Gentlemen, what do you think is your duty in this case? I have watched day after day these black tense faces that have crowded this court. These black faces that now are looking to you twelve whites, feeling that the hopes and fears of a race are in your keeping.
This case is about to end, gentlemen. To them it is life. Not one of their color sits on this jury. Their fate is in the hands of twelve whites. Their eyes are fixed on you, their hearts go out to you, and their hopes hang on your verdict.
This is all. I ask you, on behalf of this defendant, on behalf of these helpless ones who turn to you, and more than that, —on behalf of this great state, and this great city which must face this problem, and face it fairly—I ask you in the name of progress and of the human race, to return a verdict of Not Guilty in this case!
A friend who met Judge Murphy inside the door of his chambers immediately after Darrow finished speaking said, “I had never seen [Murphy] so moved. He took my hand and said, ‘This is the greatest experience of my life. That was Clarence Darrow at his best. I will never hear anything like it again. He is the most Christlike man I have ever known.’”
The jury deliberated only three hours. As they filed in to give the verdict, another eyewitness described Darrow “seated with his hands grasping the arms of the chair, his great body stooped over, his head leaning forward.” When the foreman of the jury, in response to the Judge’s question, said, “Not guilty,” Darrow sank down in his chair, and Toms, afraid that his opponent was about to faint, stepped to his side. Darrow gave him a weary smile. “I’m all right,” he murmured to the District Attorney. “I’ve heard that verdict before.”
The state dropped the charges against the other defendants, and Dr. Ossian Sweet eventually moved into his house and lived there for a number of years. But the rest of his life was marked by a series of personal tragedies. His daughter died in childhood, and his wife succumbed to tuberculosis after a long struggle.

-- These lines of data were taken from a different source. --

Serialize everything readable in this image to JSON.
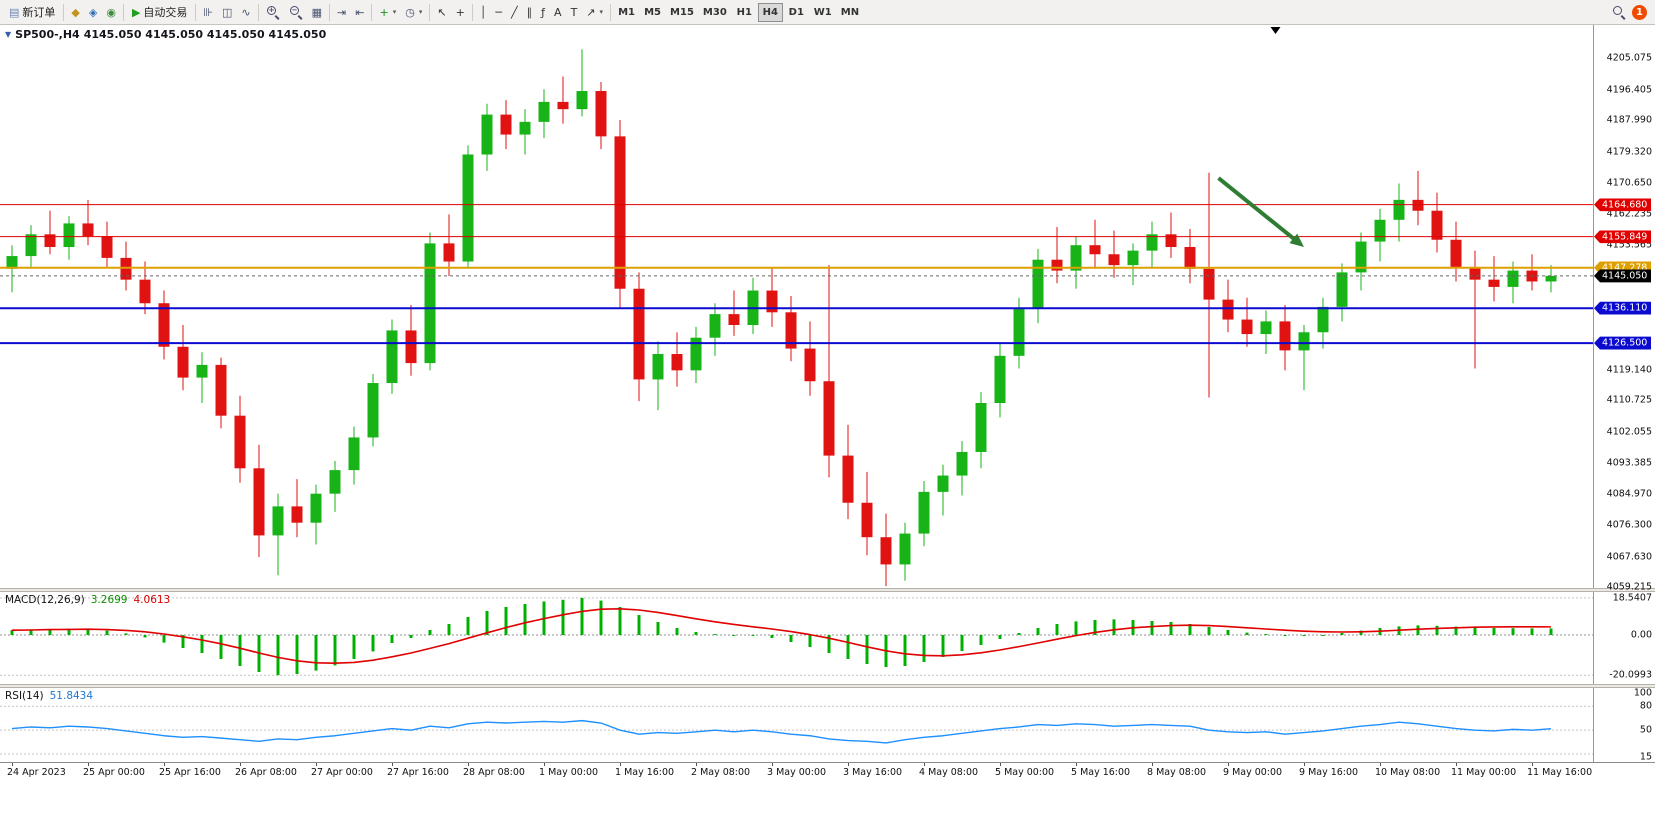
{
  "toolbar": {
    "new_order_label": "新订单",
    "new_order_icon_glyph": "▤",
    "algo_trading_label": "自动交易",
    "algo_icon_glyph": "▶",
    "caret_glyph": "▾",
    "timeframes": [
      "M1",
      "M5",
      "M15",
      "M30",
      "H1",
      "H4",
      "D1",
      "W1",
      "MN"
    ],
    "active_timeframe": "H4",
    "notification_count": "1",
    "groups": [
      {
        "items": [
          {
            "id": "market-watch",
            "glyph": "◆",
            "color": "#c2941c"
          },
          {
            "id": "data-window",
            "glyph": "◈",
            "color": "#2e6fba"
          },
          {
            "id": "navigator",
            "glyph": "◉",
            "color": "#3e8e3e"
          }
        ]
      },
      {
        "items": [
          {
            "id": "bar-chart",
            "glyph": "⊪",
            "color": "#47506e"
          },
          {
            "id": "candlestick-chart",
            "glyph": "◫",
            "color": "#47506e"
          },
          {
            "id": "line-chart",
            "glyph": "∿",
            "color": "#47506e"
          }
        ]
      },
      {
        "items": [
          {
            "id": "zoom-in",
            "mag": true,
            "sign": "+"
          },
          {
            "id": "zoom-out",
            "mag": true,
            "sign": "−"
          },
          {
            "id": "tile-windows",
            "glyph": "▦",
            "color": "#47506e"
          }
        ]
      },
      {
        "items": [
          {
            "id": "auto-scroll",
            "glyph": "⇥",
            "color": "#47506e"
          },
          {
            "id": "chart-shift",
            "glyph": "⇤",
            "color": "#47506e"
          }
        ]
      },
      {
        "items": [
          {
            "id": "new-chart",
            "glyph": "+",
            "color": "#1a8a1a",
            "caret": true
          },
          {
            "id": "period-selector",
            "glyph": "◷",
            "color": "#47506e",
            "caret": true
          }
        ]
      },
      {
        "items": [
          {
            "id": "cursor",
            "glyph": "↖",
            "color": "#333333"
          },
          {
            "id": "crosshair",
            "glyph": "+",
            "color": "#333333"
          }
        ]
      },
      {
        "items": [
          {
            "id": "vertical-line",
            "glyph": "│",
            "color": "#333333"
          },
          {
            "id": "horizontal-line",
            "glyph": "─",
            "color": "#333333"
          },
          {
            "id": "trendline",
            "glyph": "╱",
            "color": "#333333"
          },
          {
            "id": "equidistant-channel",
            "glyph": "∥",
            "color": "#333333"
          },
          {
            "id": "fibonacci",
            "glyph": "ƒ",
            "color": "#333333"
          },
          {
            "id": "text",
            "glyph": "A",
            "color": "#333333"
          },
          {
            "id": "label",
            "glyph": "T",
            "color": "#333333"
          },
          {
            "id": "arrow-objects",
            "glyph": "↗",
            "color": "#333333",
            "caret": true
          }
        ]
      }
    ]
  },
  "chart_data": {
    "type": "candlestick",
    "symbol": "SP500-",
    "timeframe": "H4",
    "title": "SP500-,H4",
    "title_marker_glyph": "▼",
    "ohlc_display": "4145.050 4145.050 4145.050 4145.050",
    "price_range": [
      4059.0,
      4214.2
    ],
    "colors": {
      "up": "#17b317",
      "down": "#e11212"
    },
    "candles": [
      [
        4147.0,
        4153.5,
        4140.5,
        4150.5
      ],
      [
        4150.5,
        4159.0,
        4147.0,
        4156.5
      ],
      [
        4156.5,
        4163.0,
        4151.0,
        4153.0
      ],
      [
        4153.0,
        4161.5,
        4149.5,
        4159.5
      ],
      [
        4159.5,
        4166.0,
        4153.5,
        4156.0
      ],
      [
        4156.0,
        4160.0,
        4147.5,
        4150.0
      ],
      [
        4150.0,
        4154.5,
        4141.0,
        4144.0
      ],
      [
        4144.0,
        4149.0,
        4134.5,
        4137.5
      ],
      [
        4137.5,
        4141.0,
        4122.0,
        4125.5
      ],
      [
        4125.5,
        4131.5,
        4113.5,
        4117.0
      ],
      [
        4117.0,
        4124.0,
        4110.0,
        4120.5
      ],
      [
        4120.5,
        4122.5,
        4103.0,
        4106.5
      ],
      [
        4106.5,
        4112.0,
        4088.0,
        4092.0
      ],
      [
        4092.0,
        4098.5,
        4067.5,
        4073.5
      ],
      [
        4073.5,
        4085.0,
        4062.5,
        4081.5
      ],
      [
        4081.5,
        4089.0,
        4073.0,
        4077.0
      ],
      [
        4077.0,
        4087.5,
        4071.0,
        4085.0
      ],
      [
        4085.0,
        4094.0,
        4080.0,
        4091.5
      ],
      [
        4091.5,
        4103.5,
        4087.5,
        4100.5
      ],
      [
        4100.5,
        4118.0,
        4098.0,
        4115.5
      ],
      [
        4115.5,
        4133.0,
        4112.5,
        4130.0
      ],
      [
        4130.0,
        4137.0,
        4117.5,
        4121.0
      ],
      [
        4121.0,
        4157.0,
        4119.0,
        4154.0
      ],
      [
        4154.0,
        4162.0,
        4145.0,
        4149.0
      ],
      [
        4149.0,
        4181.0,
        4147.0,
        4178.5
      ],
      [
        4178.5,
        4192.5,
        4174.0,
        4189.5
      ],
      [
        4189.5,
        4193.5,
        4180.0,
        4184.0
      ],
      [
        4184.0,
        4191.0,
        4178.5,
        4187.5
      ],
      [
        4187.5,
        4196.5,
        4183.0,
        4193.0
      ],
      [
        4193.0,
        4200.0,
        4187.0,
        4191.0
      ],
      [
        4191.0,
        4207.5,
        4189.0,
        4196.0
      ],
      [
        4196.0,
        4198.5,
        4180.0,
        4183.5
      ],
      [
        4183.5,
        4188.0,
        4136.0,
        4141.5
      ],
      [
        4141.5,
        4146.0,
        4110.5,
        4116.5
      ],
      [
        4116.5,
        4127.0,
        4108.0,
        4123.5
      ],
      [
        4123.5,
        4129.5,
        4114.5,
        4119.0
      ],
      [
        4119.0,
        4131.0,
        4115.5,
        4128.0
      ],
      [
        4128.0,
        4137.5,
        4123.0,
        4134.5
      ],
      [
        4134.5,
        4141.0,
        4128.5,
        4131.5
      ],
      [
        4131.5,
        4144.5,
        4129.0,
        4141.0
      ],
      [
        4141.0,
        4147.5,
        4131.0,
        4135.0
      ],
      [
        4135.0,
        4139.5,
        4121.5,
        4125.0
      ],
      [
        4125.0,
        4132.5,
        4112.0,
        4116.0
      ],
      [
        4116.0,
        4148.0,
        4089.5,
        4095.5
      ],
      [
        4095.5,
        4104.0,
        4078.0,
        4082.5
      ],
      [
        4082.5,
        4091.0,
        4068.0,
        4073.0
      ],
      [
        4073.0,
        4079.5,
        4059.5,
        4065.5
      ],
      [
        4065.5,
        4077.0,
        4061.0,
        4074.0
      ],
      [
        4074.0,
        4088.5,
        4070.5,
        4085.5
      ],
      [
        4085.5,
        4093.0,
        4079.0,
        4090.0
      ],
      [
        4090.0,
        4099.5,
        4084.5,
        4096.5
      ],
      [
        4096.5,
        4113.0,
        4092.0,
        4110.0
      ],
      [
        4110.0,
        4126.5,
        4106.0,
        4123.0
      ],
      [
        4123.0,
        4139.0,
        4119.5,
        4136.0
      ],
      [
        4136.0,
        4152.5,
        4132.0,
        4149.5
      ],
      [
        4149.5,
        4158.5,
        4143.0,
        4146.5
      ],
      [
        4146.5,
        4156.0,
        4141.5,
        4153.5
      ],
      [
        4153.5,
        4160.5,
        4147.0,
        4151.0
      ],
      [
        4151.0,
        4157.5,
        4144.5,
        4148.0
      ],
      [
        4148.0,
        4154.0,
        4142.5,
        4152.0
      ],
      [
        4152.0,
        4160.0,
        4147.5,
        4156.5
      ],
      [
        4156.5,
        4162.5,
        4150.0,
        4153.0
      ],
      [
        4153.0,
        4158.0,
        4143.0,
        4147.0
      ],
      [
        4147.0,
        4173.5,
        4111.5,
        4138.5
      ],
      [
        4138.5,
        4144.0,
        4129.5,
        4133.0
      ],
      [
        4133.0,
        4139.0,
        4125.5,
        4129.0
      ],
      [
        4129.0,
        4135.5,
        4123.5,
        4132.5
      ],
      [
        4132.5,
        4137.0,
        4119.0,
        4124.5
      ],
      [
        4124.5,
        4131.5,
        4113.5,
        4129.5
      ],
      [
        4129.5,
        4139.0,
        4125.0,
        4136.5
      ],
      [
        4136.5,
        4148.5,
        4132.5,
        4146.0
      ],
      [
        4146.0,
        4157.0,
        4141.0,
        4154.5
      ],
      [
        4154.5,
        4163.5,
        4149.0,
        4160.5
      ],
      [
        4160.5,
        4170.5,
        4154.5,
        4166.0
      ],
      [
        4166.0,
        4174.0,
        4159.0,
        4163.0
      ],
      [
        4163.0,
        4168.0,
        4151.5,
        4155.0
      ],
      [
        4155.0,
        4160.0,
        4143.5,
        4147.5
      ],
      [
        4147.5,
        4152.0,
        4119.5,
        4144.0
      ],
      [
        4144.0,
        4150.5,
        4138.0,
        4142.0
      ],
      [
        4142.0,
        4149.0,
        4137.5,
        4146.5
      ],
      [
        4146.5,
        4151.0,
        4141.0,
        4143.5
      ],
      [
        4143.5,
        4148.0,
        4140.5,
        4145.05
      ]
    ],
    "time_labels": [
      "24 Apr 2023",
      "25 Apr 00:00",
      "25 Apr 16:00",
      "26 Apr 08:00",
      "27 Apr 00:00",
      "27 Apr 16:00",
      "28 Apr 08:00",
      "1 May 00:00",
      "1 May 16:00",
      "2 May 08:00",
      "3 May 00:00",
      "3 May 16:00",
      "4 May 08:00",
      "5 May 00:00",
      "5 May 16:00",
      "8 May 08:00",
      "9 May 00:00",
      "9 May 16:00",
      "10 May 08:00",
      "11 May 00:00",
      "11 May 16:00"
    ],
    "label_every_n_bars": 4,
    "price_ticks": [
      "4205.075",
      "4196.405",
      "4187.990",
      "4179.320",
      "4170.650",
      "4162.235",
      "4153.565",
      "4119.140",
      "4110.725",
      "4102.055",
      "4093.385",
      "4084.970",
      "4076.300",
      "4067.630",
      "4059.215"
    ],
    "levels": [
      {
        "label": "4164.680",
        "value": 4164.68,
        "color": "#e00000",
        "width": 1
      },
      {
        "label": "4155.849",
        "value": 4155.849,
        "color": "#e00000",
        "width": 1
      },
      {
        "label": "4147.278",
        "value": 4147.278,
        "color": "#dea000",
        "width": 2
      },
      {
        "label": "4136.110",
        "value": 4136.11,
        "color": "#0b0bd0",
        "width": 2
      },
      {
        "label": "4126.500",
        "value": 4126.5,
        "color": "#0b0bd0",
        "width": 2
      }
    ],
    "current_price": {
      "label": "4145.050",
      "value": 4145.05,
      "color": "#000000"
    },
    "annotations": [
      {
        "type": "arrow",
        "from_bar": 63.5,
        "from_price": 4172.0,
        "to_bar": 68,
        "to_price": 4153.0,
        "color": "#2e7d32",
        "width": 4
      },
      {
        "type": "top-marker",
        "bar": 66.5,
        "color": "#000000"
      }
    ],
    "indicators": [
      {
        "name": "MACD",
        "label": "MACD(12,26,9)",
        "values_text": [
          "3.2699",
          "4.0613"
        ],
        "axis_ticks": [
          "18.5407",
          "0.00",
          "-20.0993"
        ],
        "range": [
          -24.5,
          21.5
        ],
        "histogram_color": "#00b000",
        "signal_color": "#e00000",
        "histogram": [
          2.5,
          2.8,
          3.0,
          3.2,
          3.0,
          2.2,
          0.8,
          -1.2,
          -3.8,
          -6.5,
          -9.0,
          -12.0,
          -15.5,
          -18.5,
          -20.1,
          -19.5,
          -17.8,
          -15.2,
          -12.0,
          -8.2,
          -4.0,
          -1.5,
          2.5,
          5.5,
          9.0,
          12.0,
          14.0,
          15.5,
          16.8,
          17.6,
          18.54,
          17.2,
          14.0,
          10.0,
          6.5,
          3.5,
          1.5,
          0.5,
          0.0,
          -0.5,
          -1.5,
          -3.5,
          -6.0,
          -9.0,
          -12.0,
          -14.5,
          -16.0,
          -15.5,
          -13.5,
          -11.0,
          -8.0,
          -5.0,
          -2.0,
          1.0,
          3.5,
          5.5,
          6.8,
          7.5,
          7.8,
          7.5,
          7.0,
          6.5,
          5.5,
          4.0,
          2.5,
          1.2,
          0.5,
          -0.2,
          -0.5,
          0.0,
          1.0,
          2.2,
          3.5,
          4.3,
          4.8,
          4.6,
          4.2,
          3.8,
          3.5,
          3.4,
          3.3,
          3.2699
        ],
        "signal": [
          2.4,
          2.5,
          2.7,
          2.8,
          2.9,
          2.7,
          2.3,
          1.6,
          0.5,
          -0.9,
          -2.5,
          -4.4,
          -6.6,
          -9.0,
          -11.2,
          -12.9,
          -13.9,
          -14.1,
          -13.7,
          -12.6,
          -10.9,
          -9.0,
          -6.7,
          -4.3,
          -1.6,
          1.1,
          3.7,
          6.1,
          8.2,
          10.1,
          11.8,
          12.9,
          13.1,
          12.5,
          11.3,
          9.7,
          8.1,
          6.6,
          5.3,
          4.1,
          3.0,
          1.7,
          0.2,
          -1.6,
          -3.7,
          -5.9,
          -7.9,
          -9.4,
          -10.2,
          -10.4,
          -9.9,
          -8.9,
          -7.5,
          -5.8,
          -4.0,
          -2.1,
          -0.3,
          1.3,
          2.6,
          3.6,
          4.2,
          4.7,
          4.9,
          4.7,
          4.2,
          3.6,
          3.0,
          2.4,
          1.9,
          1.6,
          1.5,
          1.6,
          1.9,
          2.4,
          2.9,
          3.3,
          3.6,
          3.9,
          4.05,
          4.1,
          4.1,
          4.0613
        ]
      },
      {
        "name": "RSI",
        "label": "RSI(14)",
        "value_text": "51.8434",
        "axis_ticks": [
          "100",
          "80",
          "50",
          "15"
        ],
        "range": [
          10,
          103
        ],
        "levels": [
          80,
          50,
          20
        ],
        "line_color": "#1e90ff",
        "values": [
          52,
          54,
          53,
          55,
          54,
          52,
          49,
          46,
          43,
          41,
          42,
          40,
          38,
          36,
          39,
          38,
          41,
          43,
          46,
          49,
          52,
          50,
          55,
          53,
          58,
          60,
          59,
          60,
          61,
          60,
          62,
          59,
          50,
          45,
          47,
          46,
          48,
          50,
          48,
          50,
          48,
          45,
          43,
          39,
          37,
          36,
          34,
          38,
          41,
          43,
          46,
          49,
          52,
          54,
          57,
          56,
          58,
          57,
          55,
          56,
          57,
          56,
          55,
          50,
          48,
          47,
          48,
          45,
          47,
          49,
          52,
          55,
          57,
          60,
          58,
          55,
          52,
          50,
          49,
          51,
          50,
          51.8434
        ]
      }
    ]
  }
}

On March 19, 1960, after years of ill health, Ossian Sweet was found dead, a bullet through his head and a revolver in his hand. Henry Sweet became a lawyer and practiced in Detroit until his death in 1940. Of the other principals, only Otis Sweet, the dentist, is still alive. Interviewed by Detroit news reporters on the fortieth anniversary of the case, Otis recalled his arrival by taxicab that evening. “The street was a sea of humanity,” he said. “The crowd was so thick you couldn’t see the street or the sidewalk. Just getting to the front door was like running the gantlet. I was hit by a rock before I got inside.”
The Sweet house still stands on the corner of Garland and Charlevoix. The neighborhood is still composed of middle-class families in similar houses on small, city-size plots. But now it is predominantly Negro. It was untouched by the rioting that burned down dozens of square blocks of Detroit in the summer of 1967. But Dr. Otis Sweet’s dental office on the second floor of 9300 Mack Avenue on the east side was destroyed when looters sacked and burned the shoe store on the street level.
In his final comment on the case, Clarence Darrow, in a more philosophic mood, wrote that he felt the white people who tried to drive the Sweets out of their home were not really responsible for their actions. They were only “a product of the bitterness bred through race prejudice.” To this he added a last sentence that rings with harsh reality for both white and black citizens in Detroit and the nation today. “As long as this feeling lives, tragedies will result.”